- Puchi Balseiro

Background information
- Birth name: Aurea Mercedes Balseiro Vachier
- Born: November 1, 1926
- Origin: Santurce, Puerto Rico
- Died: January 11, 2007 (aged 80)
- Genres: Bolero
- Years active: 1950—2006

= Puchi Balseiro =

Puerto Rican composer (1926–2007)

Puchi Balseiro (born Aurea Mercedes Balseiro; November 1, 1926, in Santurce, Puerto Rico - January 11, 2007) was a composer in the filin ("feeling") music genre.

==Early years==
Puchi Balseiro was born in a district of San Juan called Santurce, and comes from a dynasty of great musicians and composers of different genres. Her grandfather was waltz composer Rafael Balseiro Dávila, also known as The King of Waltz. Also, Balseiro's father Ramón Balseiro Ramos was a prominent Puerto Rican composer of danzas and boleros. She was the first woman in the family to follow their steps in music, yet in different genres: Bolero and pop.

==Songwriter==
She was a natural composer and guitarist. She described her guitar as her best friend, as she used it constantly to compose her songs.

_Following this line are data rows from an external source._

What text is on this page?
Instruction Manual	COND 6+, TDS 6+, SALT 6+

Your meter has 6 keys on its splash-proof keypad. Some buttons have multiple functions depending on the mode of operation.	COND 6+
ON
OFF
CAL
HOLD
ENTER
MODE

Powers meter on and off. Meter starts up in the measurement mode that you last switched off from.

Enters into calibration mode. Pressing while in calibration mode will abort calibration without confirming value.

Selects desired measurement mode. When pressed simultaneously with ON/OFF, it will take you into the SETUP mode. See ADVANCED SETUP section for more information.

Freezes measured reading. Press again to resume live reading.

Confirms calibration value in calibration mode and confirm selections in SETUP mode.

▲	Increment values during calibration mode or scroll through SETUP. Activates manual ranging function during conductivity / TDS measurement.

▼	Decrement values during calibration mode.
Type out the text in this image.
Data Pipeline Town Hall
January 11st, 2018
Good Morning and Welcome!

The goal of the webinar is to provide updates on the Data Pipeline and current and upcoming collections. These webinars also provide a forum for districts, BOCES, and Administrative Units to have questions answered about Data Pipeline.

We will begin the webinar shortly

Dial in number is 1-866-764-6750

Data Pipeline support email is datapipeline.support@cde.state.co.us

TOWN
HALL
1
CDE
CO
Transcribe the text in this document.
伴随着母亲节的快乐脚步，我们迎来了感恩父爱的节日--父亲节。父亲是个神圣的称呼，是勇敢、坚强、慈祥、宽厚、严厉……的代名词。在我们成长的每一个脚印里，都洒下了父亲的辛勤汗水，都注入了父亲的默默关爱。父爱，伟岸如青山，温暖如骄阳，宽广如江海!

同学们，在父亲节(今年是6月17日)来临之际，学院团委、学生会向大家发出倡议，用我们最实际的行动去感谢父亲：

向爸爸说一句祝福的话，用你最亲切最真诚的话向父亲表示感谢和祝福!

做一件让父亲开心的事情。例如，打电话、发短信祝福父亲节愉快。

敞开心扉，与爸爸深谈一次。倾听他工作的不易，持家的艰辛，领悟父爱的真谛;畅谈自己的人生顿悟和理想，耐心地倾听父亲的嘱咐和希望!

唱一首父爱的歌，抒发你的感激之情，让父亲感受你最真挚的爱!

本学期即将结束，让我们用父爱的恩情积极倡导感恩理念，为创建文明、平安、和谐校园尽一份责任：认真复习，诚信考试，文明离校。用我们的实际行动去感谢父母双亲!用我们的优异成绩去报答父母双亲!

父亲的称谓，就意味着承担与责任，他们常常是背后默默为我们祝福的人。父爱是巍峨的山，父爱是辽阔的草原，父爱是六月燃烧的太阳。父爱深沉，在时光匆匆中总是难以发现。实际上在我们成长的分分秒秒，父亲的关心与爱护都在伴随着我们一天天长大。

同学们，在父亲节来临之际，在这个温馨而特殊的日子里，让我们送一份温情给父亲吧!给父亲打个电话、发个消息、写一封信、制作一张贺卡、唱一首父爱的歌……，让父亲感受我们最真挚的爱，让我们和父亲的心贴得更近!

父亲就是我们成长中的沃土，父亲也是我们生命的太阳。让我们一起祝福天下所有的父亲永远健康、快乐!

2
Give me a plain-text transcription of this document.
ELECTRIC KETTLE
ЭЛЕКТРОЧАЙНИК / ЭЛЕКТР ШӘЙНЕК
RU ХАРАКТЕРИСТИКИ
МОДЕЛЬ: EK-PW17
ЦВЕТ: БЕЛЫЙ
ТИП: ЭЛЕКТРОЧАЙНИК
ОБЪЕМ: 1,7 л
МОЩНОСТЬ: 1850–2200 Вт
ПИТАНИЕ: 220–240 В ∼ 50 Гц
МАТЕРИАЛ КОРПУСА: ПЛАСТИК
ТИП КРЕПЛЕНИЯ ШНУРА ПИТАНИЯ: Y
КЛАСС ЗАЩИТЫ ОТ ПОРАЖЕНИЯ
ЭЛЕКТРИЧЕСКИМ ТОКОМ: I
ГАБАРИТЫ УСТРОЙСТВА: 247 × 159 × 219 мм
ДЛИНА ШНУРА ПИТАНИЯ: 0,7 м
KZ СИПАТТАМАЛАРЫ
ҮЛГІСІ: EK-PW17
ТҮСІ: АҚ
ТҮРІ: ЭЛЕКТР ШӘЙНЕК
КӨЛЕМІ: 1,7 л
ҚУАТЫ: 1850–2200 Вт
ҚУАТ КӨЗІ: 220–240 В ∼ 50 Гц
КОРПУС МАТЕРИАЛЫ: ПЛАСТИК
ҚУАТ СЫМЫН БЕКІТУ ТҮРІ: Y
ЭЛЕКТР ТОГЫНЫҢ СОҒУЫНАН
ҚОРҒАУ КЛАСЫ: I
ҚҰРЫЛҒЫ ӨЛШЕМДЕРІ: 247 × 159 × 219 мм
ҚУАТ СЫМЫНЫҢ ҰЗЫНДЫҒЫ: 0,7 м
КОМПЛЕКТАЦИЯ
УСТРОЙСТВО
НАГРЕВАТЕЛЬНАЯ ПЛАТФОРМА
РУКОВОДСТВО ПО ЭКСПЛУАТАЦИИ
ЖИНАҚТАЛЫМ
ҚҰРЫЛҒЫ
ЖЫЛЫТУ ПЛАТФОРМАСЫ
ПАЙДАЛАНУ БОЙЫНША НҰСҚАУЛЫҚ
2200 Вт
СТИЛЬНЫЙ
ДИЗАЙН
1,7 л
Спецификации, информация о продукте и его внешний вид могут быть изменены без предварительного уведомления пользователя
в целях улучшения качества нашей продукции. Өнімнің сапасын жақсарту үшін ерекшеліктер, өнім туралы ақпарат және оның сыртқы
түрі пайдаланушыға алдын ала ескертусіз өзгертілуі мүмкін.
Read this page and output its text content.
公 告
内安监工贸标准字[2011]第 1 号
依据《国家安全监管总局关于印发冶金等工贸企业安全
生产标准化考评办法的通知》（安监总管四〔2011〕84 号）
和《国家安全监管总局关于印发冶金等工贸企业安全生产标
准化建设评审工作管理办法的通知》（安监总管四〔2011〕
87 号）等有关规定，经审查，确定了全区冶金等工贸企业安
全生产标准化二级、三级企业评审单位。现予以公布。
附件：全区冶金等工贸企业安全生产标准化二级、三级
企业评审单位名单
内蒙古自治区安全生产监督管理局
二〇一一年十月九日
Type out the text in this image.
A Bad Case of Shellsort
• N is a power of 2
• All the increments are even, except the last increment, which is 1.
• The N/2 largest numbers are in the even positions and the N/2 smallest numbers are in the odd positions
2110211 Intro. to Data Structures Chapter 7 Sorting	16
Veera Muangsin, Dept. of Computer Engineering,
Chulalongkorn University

Puchi's best-known compositions were "En La Soledad" (In Solitude) and "Tu y mi Canción" (You and my Song). "En la Soledad" was a hit song in the 1970s in the version performed by Puerto Rican singer Tito Rodríguez, although there were previous versions sung by other singers such as Chucho Avellanet, Julio Angel, and Flor de Loto. In the 1990s, Gilberto Santa Rosa had a hit with this song, recorded as duet with the original voice of Tito Rodríguez by the help of digital technology. "Tu y mi Canción" was a hit song in the 1950s in the recording of the Puerto Rican vocal quartet "Los Hispanos"; this song was also recorded in an instrumental version by the "Dimartino/Osland Jazz Orquestra" in 2004.

==Other talents==
Puchi Balseiro was also a singer, producer, script writer and host of various radio & television shows. In 1970, Puchi originated, produced, and directed the "Festivales del Filin" (The Feeling Festivals). They were concert events that were presented in different theaters and cruise ships on the island. Many singers of those times were regulars in these spectacles because of their unusual style of interpretation, such as Lucy Fabery, Renee Barrios, Lydia Sosa, and Flor de Loto.

==Television==
From 1993 to 1994, she produced and hosted her own television show, broadcast by WIPR-TV and titled Usted y mi Mundo (You and My World). The set was a re-creation of a beautiful chalet she owned. It was a very intimate musical show.

==Death==
She died on January 14, 2007, in Río Piedras, Puerto Rico. The director of the Puerto Rican Culture Institute, Dr. José Luis Vega, stated:
"... Puchi Balseiro's incalculable cultural legacy is part of the history of Puerto Rican and Latin American music, and it will serve as a model and good example for future generations of composers ...".